Les peintures de László Mindszenti semblent exprimer la part la plus légère et lumineuse de l'être. L'air est l'élément dans lequel elles prennent corps. Les créatures qu'elles mettent en scène sont porteuses d'un message de paix. Aucune violence ne vient contrarier leur essor. Elles ressemblent à ces hôtes du ciel que le retour du printemps fait surgir au-dessus de nos têtes. Leurs mouvements étourdissants s'accordent à la musique des sphères, au ramage des anges, au ballet crépitant des astres. Ayant dû, en pleine jeunesse, affronter l'épreuve et la meurtrissure de l'exil, László Mindszenti n'ignore ni la souffrance, ni le prix de la liberté.
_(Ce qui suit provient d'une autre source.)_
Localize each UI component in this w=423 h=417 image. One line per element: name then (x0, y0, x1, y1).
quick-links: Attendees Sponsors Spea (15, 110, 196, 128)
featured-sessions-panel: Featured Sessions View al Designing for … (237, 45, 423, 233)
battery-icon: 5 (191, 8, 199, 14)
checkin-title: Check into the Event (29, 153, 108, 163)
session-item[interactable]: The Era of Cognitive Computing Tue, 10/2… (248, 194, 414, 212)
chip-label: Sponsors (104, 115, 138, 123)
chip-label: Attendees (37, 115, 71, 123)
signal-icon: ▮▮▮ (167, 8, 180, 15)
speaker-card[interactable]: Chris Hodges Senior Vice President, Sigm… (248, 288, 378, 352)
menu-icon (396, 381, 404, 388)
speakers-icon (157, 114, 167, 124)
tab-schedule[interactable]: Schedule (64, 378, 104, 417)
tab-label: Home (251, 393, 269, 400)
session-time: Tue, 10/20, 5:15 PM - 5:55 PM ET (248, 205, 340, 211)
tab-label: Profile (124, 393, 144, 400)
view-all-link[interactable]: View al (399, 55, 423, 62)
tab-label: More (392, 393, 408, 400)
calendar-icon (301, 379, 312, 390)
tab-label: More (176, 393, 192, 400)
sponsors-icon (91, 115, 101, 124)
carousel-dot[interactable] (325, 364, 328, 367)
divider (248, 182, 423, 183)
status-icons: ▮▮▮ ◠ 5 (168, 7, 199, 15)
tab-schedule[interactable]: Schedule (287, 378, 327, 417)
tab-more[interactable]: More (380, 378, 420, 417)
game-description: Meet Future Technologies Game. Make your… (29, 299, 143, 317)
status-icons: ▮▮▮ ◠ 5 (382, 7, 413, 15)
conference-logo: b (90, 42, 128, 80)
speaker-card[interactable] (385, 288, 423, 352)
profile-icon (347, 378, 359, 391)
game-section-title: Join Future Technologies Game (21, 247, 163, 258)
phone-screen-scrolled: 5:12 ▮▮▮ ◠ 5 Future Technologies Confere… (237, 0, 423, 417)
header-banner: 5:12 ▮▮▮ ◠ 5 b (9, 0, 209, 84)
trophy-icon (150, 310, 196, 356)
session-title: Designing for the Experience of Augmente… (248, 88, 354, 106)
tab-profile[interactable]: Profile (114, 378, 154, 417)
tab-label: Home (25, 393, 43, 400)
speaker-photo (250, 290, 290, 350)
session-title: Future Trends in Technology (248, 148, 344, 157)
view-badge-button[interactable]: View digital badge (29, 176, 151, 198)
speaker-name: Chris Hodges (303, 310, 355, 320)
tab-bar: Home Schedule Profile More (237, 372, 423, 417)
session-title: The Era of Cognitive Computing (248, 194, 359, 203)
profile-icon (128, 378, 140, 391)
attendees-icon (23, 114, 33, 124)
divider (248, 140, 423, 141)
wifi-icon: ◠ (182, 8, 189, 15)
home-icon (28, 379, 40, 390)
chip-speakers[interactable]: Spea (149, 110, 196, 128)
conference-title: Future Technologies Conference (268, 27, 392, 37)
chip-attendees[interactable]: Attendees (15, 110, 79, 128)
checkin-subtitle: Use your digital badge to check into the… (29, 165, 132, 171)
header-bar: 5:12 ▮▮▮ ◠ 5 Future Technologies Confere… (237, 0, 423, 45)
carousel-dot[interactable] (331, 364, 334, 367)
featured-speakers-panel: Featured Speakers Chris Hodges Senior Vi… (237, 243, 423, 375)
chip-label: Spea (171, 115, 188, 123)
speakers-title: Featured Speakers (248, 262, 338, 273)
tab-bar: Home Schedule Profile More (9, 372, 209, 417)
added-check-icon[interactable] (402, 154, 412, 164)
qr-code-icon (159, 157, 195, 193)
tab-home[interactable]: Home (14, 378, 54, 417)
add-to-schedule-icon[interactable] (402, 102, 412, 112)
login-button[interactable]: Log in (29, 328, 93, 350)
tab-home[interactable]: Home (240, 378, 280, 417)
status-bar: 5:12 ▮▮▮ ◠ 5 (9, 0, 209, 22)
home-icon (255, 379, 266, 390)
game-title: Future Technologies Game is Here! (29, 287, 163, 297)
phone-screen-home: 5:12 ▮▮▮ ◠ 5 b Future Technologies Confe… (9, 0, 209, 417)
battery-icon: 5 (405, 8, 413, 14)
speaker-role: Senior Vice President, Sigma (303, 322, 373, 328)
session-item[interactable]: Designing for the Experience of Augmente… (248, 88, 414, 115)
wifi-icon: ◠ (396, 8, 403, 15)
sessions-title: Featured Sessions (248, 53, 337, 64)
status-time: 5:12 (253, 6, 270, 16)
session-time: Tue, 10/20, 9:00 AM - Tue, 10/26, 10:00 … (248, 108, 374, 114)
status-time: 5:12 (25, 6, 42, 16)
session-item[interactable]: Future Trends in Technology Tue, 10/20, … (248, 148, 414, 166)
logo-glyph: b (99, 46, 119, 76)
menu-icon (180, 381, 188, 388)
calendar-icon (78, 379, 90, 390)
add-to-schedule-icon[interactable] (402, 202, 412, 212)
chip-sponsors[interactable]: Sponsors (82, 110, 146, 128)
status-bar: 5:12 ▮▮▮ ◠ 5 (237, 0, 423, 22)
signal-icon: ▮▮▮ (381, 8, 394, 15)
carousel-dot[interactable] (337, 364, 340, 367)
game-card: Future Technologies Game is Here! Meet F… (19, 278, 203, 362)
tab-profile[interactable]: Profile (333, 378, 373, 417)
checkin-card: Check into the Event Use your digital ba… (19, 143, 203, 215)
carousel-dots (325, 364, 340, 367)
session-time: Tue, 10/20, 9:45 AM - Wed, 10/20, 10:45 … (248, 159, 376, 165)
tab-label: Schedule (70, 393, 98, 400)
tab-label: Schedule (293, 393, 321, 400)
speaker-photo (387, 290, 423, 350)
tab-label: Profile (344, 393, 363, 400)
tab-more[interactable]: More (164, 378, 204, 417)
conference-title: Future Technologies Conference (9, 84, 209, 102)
Comme Shakespeare, le grand visionnaire, il connaît le travers de l'homme et sait de quelles actions infâmes son semblable est capable quand le besoin de domination anéantit en lui tout sens de la mesure et du respect élémentaire. Mais la conscience de l'ombre ne fait qu'accroître l'impérieux appel de clarté auquel toute vie, par nature et par vocation, aspire profondément. Le peintre l'a compris, car il cultive en lui l'instinct du tournesol. László sait que le paradis n'est pas un lieu enclos de murs épais et protecteurs, mais un état auquel chacun, s'il le désire, peut accéder sans passeport. Peintre des mots, à l'origine, il est devenu poète des images et ces deux atouts conjugués laissent entrevoir un horizon paisible à l'âme humaine, un espace de quiétude où tout rêve devient possible. L'étoile viendra sur le jardin détruit a écrit Georges Schéhadé, immense poète de langue française. A cette parole, Roger Judrin aurait pu ajouter ceci : Ne te retire pas du monde A moins qu'un monde en toi Te conduise au désert Où te servent des anges Si le monde de László paraît souvent plus paisible, plus vrai, plus lumineux que celui dans lequel nous nous débattons chaque jour, c'est qu'il a fait de sa fragilité une source jaillissante, un antidote à l'arrogance des miliciens du désespoir. Ce monde subtil et généreux nous dit que le salut est du côté de la beauté, de la ferveur et de l'amour. Car celui qui rêve, écrivait encore Schéhadé, celui qui rêve se mélange à l'air. A chacun, maintenant, de suivre son étoile.